The Louisiana Third Circuit Court of Appeal held that an insurer waived coverage defenses where the insurer failed to timely assert the specific coverage defense prior to the assignment of defense counsel by the insurer via a reservation of rights. See Teresa Jeffries v. Prime Insurance Company, et al., 2021-161 (La.App. 3 Cir. 11/3/21), — So.3d —-.
In Jeffries, Elvis Thompson was driving an eighteen-wheeler owned by Graham Trucking, Inc. which was insured by Prime Insurance Company when he was involved in an automobile accident on March 31, 2017. Teresa Jeffries then sued Thompson and Graham and asserted claims directly against Prime via the Louisiana Direct Action Statute.
Prime assigned defense counsel who answered the lawsuit on behalf of its insured, Graham, and then filed a separate answer on behalf of Thompson. In those answers, Prime pled the limitations, terms and conditions of the policy “as if copied in extenso.” Additionally, counsel assigned by Prime continued to represent all three defendants until days before trial was to begin and no reservation of rights letter was proven to have been received by Graham or Thompson.

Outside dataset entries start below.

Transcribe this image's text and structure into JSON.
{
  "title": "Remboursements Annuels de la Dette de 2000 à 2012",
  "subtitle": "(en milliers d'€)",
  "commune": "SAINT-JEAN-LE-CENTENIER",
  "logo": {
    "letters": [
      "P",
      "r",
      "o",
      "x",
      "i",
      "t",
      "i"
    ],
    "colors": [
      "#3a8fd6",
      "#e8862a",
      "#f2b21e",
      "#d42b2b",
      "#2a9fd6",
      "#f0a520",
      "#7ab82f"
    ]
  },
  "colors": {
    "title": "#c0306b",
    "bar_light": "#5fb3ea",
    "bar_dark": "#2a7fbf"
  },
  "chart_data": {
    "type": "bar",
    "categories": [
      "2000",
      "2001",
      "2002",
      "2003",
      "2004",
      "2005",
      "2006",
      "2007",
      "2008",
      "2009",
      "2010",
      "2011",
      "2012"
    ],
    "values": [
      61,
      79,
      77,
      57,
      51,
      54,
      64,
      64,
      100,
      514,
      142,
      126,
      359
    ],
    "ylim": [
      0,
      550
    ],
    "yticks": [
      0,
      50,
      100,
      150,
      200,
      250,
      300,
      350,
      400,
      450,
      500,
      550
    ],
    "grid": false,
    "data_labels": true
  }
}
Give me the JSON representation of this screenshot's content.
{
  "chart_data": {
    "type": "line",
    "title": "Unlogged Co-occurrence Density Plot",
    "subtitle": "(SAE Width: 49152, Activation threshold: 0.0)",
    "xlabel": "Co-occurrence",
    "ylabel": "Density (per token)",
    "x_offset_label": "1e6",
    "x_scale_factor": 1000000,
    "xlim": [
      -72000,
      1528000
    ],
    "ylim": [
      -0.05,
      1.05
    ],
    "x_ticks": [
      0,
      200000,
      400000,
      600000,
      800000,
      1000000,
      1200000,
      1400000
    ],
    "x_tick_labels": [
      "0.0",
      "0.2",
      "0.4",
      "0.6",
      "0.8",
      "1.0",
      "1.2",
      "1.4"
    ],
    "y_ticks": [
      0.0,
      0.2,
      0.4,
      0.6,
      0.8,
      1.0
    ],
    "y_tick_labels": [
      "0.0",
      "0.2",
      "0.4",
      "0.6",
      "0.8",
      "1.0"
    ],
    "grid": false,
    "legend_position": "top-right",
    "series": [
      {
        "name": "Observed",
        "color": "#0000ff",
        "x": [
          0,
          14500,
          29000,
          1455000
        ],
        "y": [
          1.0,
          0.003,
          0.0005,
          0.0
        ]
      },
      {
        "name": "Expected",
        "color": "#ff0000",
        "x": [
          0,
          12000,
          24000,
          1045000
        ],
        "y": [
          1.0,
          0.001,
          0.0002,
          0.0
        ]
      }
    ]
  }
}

“Just days” before the October 7, 2019 trial, Prime filed a motion to continue the trial. Prime’s assigned defense counsel argued that he had a “conflict” in representing all three of the defendants at trial because Prime now sought to exclude coverage on the alleged basis that Thompson was an “unscheduled driver” not covered by policy. The trial court issued a ruling finding “no conflict. If there was a conflict I find that it’s been waived by the insurance company.” The appellate court affirmed.
Jeffries reinforced long-standing Louisiana jurisprudence that an insurer must timely issue a reservation of rights to the insured if the carrier wishes to offer a defense and reserve the right to assert coverage defenses. This rule applies not just to the insured, but to any other defendant who may be owed coverage under the policy and the carrier must be prepared to prove that the reservation of rights letter was actually received by those persons.
Here, Prime hired a single lawyer for all three defendants, no reservation of rights letter was proven to have been received by the insured or to have been sent or received by Graham. As explained by the court in Jeffries, due to the insurer’s actions “…the insured were led to believe the insurer had relinquished its coverage defenses as the insurer continued to defends the insureds while having knowledge of facts indicating noncoverage.”